Burada aslolan kutsalın gücünü aldığı tabiat üstünde bir dokunuşa içkin olmasıdır. (Günay, 2005, s.453.) Ziyaret fenomeni olması açısından türbelere yoğun ilginin olmasının sebebi orada yüce olanın bildiği temsil ettiği birinin yattığına inanılması ve muhterem bir zat olduğu düşünülmesidir. Bu sebeple muhterem kişinin çeşitli kerametleriyle ziyaretçilere sorunlarında veyahut isteklerinde fayda sağlayacağının düşünülmesi bu ziyaretlerin temelini oluşturmaktadır.
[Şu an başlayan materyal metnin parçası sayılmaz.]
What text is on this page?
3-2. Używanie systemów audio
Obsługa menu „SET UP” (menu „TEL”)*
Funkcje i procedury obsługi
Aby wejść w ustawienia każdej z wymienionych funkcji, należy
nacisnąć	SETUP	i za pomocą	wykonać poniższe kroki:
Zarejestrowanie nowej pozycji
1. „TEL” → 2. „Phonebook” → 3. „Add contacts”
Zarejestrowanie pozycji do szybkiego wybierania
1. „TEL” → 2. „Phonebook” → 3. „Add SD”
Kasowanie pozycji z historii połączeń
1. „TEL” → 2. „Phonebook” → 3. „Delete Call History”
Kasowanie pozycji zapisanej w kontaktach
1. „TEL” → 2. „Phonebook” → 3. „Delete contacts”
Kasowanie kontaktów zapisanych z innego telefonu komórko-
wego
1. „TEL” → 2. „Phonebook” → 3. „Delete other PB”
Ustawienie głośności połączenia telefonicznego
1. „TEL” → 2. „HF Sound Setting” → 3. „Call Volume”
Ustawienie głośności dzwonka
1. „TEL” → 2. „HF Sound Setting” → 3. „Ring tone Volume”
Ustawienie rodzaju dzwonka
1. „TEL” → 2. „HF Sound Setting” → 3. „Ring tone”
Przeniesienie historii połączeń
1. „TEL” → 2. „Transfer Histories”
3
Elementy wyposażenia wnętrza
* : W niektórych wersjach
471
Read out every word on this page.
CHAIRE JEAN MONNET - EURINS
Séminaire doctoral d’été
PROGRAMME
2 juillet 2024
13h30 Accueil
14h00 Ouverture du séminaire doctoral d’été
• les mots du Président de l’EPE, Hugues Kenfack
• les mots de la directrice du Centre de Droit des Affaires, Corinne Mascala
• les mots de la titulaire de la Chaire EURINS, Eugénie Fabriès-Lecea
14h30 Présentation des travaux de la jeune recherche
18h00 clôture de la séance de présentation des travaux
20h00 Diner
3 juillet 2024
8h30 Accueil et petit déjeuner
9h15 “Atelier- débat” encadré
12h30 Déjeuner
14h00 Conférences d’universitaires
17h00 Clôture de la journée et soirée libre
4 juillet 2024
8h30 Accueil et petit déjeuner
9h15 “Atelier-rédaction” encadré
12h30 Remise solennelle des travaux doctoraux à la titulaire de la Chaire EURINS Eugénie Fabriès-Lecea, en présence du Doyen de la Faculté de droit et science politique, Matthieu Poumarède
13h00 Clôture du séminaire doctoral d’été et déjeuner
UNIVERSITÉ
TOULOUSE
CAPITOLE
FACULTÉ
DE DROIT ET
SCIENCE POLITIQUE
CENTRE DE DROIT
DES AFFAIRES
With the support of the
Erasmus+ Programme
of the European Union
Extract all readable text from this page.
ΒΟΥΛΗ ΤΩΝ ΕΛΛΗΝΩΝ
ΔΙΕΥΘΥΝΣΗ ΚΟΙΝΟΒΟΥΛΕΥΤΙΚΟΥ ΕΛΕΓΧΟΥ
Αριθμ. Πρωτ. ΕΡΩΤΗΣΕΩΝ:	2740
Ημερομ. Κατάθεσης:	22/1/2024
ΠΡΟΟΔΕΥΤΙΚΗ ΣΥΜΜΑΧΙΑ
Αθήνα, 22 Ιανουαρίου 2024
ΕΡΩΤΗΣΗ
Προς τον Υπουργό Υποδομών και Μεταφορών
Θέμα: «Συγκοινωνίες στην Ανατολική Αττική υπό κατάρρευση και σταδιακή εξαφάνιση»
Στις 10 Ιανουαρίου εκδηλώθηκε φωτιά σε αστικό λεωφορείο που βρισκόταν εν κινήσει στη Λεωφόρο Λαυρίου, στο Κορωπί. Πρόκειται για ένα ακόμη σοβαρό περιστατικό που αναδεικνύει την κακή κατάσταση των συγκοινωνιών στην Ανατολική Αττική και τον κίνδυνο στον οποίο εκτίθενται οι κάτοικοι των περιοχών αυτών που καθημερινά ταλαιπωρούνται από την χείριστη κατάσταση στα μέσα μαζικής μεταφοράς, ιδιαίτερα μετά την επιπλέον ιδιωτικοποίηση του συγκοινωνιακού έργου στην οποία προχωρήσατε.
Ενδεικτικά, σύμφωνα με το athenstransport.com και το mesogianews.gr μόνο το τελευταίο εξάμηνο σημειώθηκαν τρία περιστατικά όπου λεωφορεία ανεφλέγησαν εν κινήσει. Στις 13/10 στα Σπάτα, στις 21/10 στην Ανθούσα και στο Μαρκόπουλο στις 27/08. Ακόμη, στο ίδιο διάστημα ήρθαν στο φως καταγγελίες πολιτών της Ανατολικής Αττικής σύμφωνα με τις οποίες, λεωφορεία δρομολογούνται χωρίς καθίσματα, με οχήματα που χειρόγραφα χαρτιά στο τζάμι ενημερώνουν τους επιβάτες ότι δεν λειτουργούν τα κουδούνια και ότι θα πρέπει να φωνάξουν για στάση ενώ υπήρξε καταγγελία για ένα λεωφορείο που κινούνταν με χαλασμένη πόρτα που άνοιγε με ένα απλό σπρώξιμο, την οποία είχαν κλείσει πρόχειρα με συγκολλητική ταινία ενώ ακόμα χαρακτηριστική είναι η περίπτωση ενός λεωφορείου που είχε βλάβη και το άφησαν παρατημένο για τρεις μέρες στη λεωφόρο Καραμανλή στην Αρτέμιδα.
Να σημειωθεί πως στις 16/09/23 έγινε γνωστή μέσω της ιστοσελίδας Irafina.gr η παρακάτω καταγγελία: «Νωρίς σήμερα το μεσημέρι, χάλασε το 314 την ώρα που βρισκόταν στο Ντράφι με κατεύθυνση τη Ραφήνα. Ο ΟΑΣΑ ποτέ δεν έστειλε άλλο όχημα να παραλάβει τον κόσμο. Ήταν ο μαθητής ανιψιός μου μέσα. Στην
Çünkü ortada yüce olan ile ilişkisi olduğuna inanılan canlı veya cansız olaraktan gizemli bir varlık söz konusudur. Bu da bazı yer, kişi, olay ve nesnelere yönelik ‘üstünlük’atfedilmesi durumunu ortaya çıkarır ve ziyaretlerin fikir çerçevesini oluşturur. İşte bu noktada, bu kutsal atfedilene yapılan ziyaret ritüelleri bir tapınma ya da fetişleştirme olarak değil aslında kutsalın tezahürlerine gösterilen saygıyı ifade etmektir.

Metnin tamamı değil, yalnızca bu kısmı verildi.